新築住宅の場合、売主(事業者)は『品確法』に基づき、構造耐力上主要な部分および雨水の浸入を防止する部分について、10年間の契約不適合責任を負います。中古住宅を売却する際は、売主は知っている欠陥を正直に告知する義務があり、売却後のトラブルを防ぐための適切な対策が不可欠です。

欠陥住宅でも売却可能なのか

結論、欠陥住宅でも売却は可能です。

売却方法は、一般の買主に仲介で売るか、専門の買取業者に売るかの二択。仲介の場合、価格は高めですが売主の契約不適合責任がリスクです。一方、専門の買取業者なら価格は下がるものの、現状のまま責任免責で確実かつ迅速に売却できます。

欠陥住宅を売却する際の注意点

欠陥の「告知義務」と「契約不適合責任」

売主は、知っている建物の欠陥(瑕疵)を買主に正直にすべて告知する義務があります。これを怠ると、後で発覚した場合に損害賠償などの大きなトラブルに発展します。

また、引き渡し後に契約内容と異なる欠陥が見つかると、売主は契約不適合責任を負います。個人間売買では特約で『引渡しから◯か月以内』と責任期間を定める実務があり、合意により免責とすることも可能です。一方、売主が宅地建物取引業者である場合、宅建業法により、買主への責任期間は引渡しの日から最低2年間と定められており、これより短くする特約は無効となります。

リスク回避のための「専門業者への相談」

欠陥住宅は一般市場での売却が難しく、売却後の責任リスクも高くなります。リスクを抑えるには、訳あり物件の専門買取業者への売却を検討しましょう。

買取なら、物件を現状のまま売却でき、売主の契約不適合責任が免責特約が付くのが一般的で、現状のまま確実・迅速に売却できます。仲介より価格は下がりますが、確実かつスピーディに売却を完了できます。

欠陥住宅を高く売るためのポイント

修繕して売却する

安全性が低いと判断される主要構造部や防水に関する重大な欠陥は、売却前に可能な範囲で修繕を検討しましょう。特に雨漏りやシロアリ被害の修繕は、買主のローン審査にも影響するため重要です。

修繕後に建物状況調査(インスペクション)を実施し、健全性を証明することで、買主に安心感を与え、価格交渉を有利に進められます。ただし、費用対効果の計算は必要です。

交渉を行う

仲介で売却する場合、正直に欠陥を告知した上で、価格交渉に備えましょう。相場より価格が下がることは避けられませんが、「瑕疵保険の加入」や「契約不適合責任を免責または期間短縮」を交渉材料として提示することで、値下げ幅を抑えられる可能性があります。

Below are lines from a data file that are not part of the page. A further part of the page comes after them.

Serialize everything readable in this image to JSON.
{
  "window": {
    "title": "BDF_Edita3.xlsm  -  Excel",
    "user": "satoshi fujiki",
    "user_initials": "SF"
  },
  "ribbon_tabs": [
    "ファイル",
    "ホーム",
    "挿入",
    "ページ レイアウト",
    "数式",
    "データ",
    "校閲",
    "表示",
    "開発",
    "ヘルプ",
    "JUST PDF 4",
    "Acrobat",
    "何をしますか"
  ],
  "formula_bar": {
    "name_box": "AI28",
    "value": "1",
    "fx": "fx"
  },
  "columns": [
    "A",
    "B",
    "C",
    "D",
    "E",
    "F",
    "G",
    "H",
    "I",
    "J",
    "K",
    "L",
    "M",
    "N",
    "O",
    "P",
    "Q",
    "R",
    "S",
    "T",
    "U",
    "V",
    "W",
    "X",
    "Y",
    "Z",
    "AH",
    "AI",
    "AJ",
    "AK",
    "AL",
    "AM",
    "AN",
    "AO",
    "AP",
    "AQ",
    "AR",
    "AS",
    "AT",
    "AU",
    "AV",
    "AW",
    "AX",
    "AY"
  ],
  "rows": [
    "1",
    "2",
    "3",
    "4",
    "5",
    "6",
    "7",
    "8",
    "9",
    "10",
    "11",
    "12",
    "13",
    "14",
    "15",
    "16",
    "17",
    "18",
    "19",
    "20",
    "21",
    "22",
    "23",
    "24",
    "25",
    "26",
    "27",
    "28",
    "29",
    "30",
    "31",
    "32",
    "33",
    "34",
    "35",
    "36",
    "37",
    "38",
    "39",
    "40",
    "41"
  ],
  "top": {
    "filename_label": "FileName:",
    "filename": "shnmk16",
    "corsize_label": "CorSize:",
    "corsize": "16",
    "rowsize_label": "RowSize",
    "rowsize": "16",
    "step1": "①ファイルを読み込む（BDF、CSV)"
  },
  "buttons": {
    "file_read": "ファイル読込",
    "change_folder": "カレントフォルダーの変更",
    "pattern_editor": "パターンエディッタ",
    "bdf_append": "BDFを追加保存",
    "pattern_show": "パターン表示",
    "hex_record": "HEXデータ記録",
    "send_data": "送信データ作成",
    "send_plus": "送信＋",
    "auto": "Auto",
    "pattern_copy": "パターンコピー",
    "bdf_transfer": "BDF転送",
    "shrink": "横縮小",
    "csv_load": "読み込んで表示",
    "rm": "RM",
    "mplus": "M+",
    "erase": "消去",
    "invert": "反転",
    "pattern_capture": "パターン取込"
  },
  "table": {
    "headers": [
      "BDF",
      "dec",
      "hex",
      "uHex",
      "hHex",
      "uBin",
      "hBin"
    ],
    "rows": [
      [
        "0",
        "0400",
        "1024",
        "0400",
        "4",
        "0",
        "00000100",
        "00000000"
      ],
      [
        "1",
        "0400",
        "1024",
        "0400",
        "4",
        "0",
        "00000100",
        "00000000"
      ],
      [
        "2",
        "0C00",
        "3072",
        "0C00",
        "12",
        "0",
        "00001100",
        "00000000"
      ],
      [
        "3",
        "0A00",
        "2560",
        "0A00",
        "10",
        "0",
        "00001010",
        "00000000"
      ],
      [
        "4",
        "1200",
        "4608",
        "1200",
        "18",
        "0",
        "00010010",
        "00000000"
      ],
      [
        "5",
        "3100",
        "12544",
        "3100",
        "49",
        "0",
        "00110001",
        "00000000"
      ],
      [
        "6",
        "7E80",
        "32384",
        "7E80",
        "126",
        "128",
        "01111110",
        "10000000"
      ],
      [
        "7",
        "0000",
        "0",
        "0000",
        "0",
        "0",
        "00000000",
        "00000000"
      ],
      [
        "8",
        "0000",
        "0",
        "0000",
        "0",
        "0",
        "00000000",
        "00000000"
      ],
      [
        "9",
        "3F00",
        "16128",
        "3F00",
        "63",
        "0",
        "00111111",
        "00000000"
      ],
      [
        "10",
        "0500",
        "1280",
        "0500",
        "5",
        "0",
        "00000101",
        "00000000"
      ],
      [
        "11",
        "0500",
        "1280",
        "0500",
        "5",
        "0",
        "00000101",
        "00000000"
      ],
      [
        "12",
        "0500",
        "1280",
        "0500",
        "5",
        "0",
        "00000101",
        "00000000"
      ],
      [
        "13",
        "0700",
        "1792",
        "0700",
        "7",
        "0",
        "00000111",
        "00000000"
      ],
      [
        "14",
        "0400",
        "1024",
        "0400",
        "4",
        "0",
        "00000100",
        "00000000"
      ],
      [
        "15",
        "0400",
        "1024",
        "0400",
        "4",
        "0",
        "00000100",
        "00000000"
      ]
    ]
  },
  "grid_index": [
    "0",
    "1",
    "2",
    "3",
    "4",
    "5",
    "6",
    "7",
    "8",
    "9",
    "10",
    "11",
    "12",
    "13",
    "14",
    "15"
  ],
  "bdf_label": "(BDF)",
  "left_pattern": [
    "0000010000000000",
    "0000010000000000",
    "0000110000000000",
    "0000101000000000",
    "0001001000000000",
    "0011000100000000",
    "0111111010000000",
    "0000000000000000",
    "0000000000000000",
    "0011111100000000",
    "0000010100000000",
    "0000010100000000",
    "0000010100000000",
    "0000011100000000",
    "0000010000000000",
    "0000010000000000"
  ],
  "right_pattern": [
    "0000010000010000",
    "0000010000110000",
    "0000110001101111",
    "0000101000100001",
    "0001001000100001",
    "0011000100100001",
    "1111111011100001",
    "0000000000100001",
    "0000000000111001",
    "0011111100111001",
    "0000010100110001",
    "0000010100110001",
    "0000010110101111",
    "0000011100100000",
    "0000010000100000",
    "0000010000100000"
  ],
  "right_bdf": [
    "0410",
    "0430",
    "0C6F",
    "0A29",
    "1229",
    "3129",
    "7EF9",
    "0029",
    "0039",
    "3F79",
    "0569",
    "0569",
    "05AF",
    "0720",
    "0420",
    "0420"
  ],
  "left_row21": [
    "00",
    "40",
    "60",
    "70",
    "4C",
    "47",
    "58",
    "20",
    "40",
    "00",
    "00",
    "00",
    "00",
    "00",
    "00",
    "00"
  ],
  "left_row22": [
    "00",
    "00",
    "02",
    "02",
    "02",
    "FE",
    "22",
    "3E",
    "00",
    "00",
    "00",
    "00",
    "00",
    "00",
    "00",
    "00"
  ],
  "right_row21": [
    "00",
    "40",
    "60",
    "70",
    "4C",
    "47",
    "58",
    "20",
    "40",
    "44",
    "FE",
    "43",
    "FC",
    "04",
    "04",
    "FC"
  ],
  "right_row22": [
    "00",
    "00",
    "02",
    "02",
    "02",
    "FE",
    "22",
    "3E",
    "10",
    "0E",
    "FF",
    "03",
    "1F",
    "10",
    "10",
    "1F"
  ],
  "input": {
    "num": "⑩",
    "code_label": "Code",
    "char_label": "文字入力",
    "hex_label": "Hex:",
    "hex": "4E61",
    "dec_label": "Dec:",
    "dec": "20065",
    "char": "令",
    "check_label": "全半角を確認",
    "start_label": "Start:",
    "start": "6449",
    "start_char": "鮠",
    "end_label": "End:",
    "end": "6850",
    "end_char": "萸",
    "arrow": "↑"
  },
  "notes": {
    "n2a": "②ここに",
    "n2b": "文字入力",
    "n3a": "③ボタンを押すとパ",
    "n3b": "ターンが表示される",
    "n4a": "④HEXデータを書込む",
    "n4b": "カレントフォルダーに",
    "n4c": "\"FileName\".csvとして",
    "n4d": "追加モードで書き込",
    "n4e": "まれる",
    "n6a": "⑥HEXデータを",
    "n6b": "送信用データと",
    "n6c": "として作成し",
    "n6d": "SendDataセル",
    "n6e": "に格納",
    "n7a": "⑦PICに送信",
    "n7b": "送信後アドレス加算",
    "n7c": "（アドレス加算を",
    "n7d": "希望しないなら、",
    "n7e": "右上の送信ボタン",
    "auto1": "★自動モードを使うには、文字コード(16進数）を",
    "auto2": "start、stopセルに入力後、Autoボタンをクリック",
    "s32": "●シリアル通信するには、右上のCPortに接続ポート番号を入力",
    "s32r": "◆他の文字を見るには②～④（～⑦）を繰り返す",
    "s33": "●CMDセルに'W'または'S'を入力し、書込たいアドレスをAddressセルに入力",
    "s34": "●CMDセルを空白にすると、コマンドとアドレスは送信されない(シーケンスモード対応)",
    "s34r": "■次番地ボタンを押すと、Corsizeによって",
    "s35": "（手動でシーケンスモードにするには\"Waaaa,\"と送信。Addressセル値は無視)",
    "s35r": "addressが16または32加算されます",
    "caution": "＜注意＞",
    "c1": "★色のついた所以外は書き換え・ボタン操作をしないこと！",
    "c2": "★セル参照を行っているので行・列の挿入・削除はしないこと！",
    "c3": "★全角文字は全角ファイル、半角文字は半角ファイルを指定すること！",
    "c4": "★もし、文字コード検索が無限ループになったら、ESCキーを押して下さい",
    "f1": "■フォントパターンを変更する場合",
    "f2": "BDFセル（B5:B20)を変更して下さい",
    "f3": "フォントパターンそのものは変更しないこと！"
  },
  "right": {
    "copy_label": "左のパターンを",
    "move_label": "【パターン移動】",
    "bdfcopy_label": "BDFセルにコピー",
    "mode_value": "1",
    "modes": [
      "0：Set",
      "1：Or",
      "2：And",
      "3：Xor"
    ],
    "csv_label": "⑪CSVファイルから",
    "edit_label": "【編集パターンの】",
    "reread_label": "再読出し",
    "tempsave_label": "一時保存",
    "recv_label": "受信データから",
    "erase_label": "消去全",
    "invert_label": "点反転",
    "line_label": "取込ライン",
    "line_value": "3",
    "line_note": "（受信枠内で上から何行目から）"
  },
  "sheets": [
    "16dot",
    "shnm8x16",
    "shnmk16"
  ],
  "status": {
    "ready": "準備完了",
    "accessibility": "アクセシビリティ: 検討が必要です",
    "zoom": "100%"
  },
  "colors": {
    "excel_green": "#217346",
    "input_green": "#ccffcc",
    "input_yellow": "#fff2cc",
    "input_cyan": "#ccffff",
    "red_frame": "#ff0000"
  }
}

欠陥を理由とした大幅な値引き要求には、第三者の意見としてインスペクション結果を活用することが有効です。

不動産買取業者に交渉する

一般の買主が見つからない場合や、修繕費をかけたくない場合は、「訳あり物件専門」の不動産買取業者に相談しましょう。買取価格は市場価格より低くなりますが、複数の専門業者に査定を依頼し、査定額の根拠や買取後の再販計画について質問することで、高値を提示した業者を選べます。

競争原理を働かせることで、提示額の引き上げ交渉ができる可能性があります。

まとめ

欠陥住宅の売却は、「物理的瑕疵」を伴うため、通常の不動産取引よりも慎重な対応が必要です。

売却を成功させる鍵は、「告知義務の徹底」と「リスクの最小化」です。売主が負う契約不適合責任を回避したい、手間なく確実に売りたいなら、専門の不動産買取業者への売却が最も安全で迅速な方法です。

一方で、より高値での売却を目指すなら、修繕とホームインスペクションを実施し、物件の透明性を高めた上で仲介に臨む必要があります。ご自身の状況と希望を照らし合わせ、適切な売却戦略を選択し、信頼できる専門家に相談しましょう。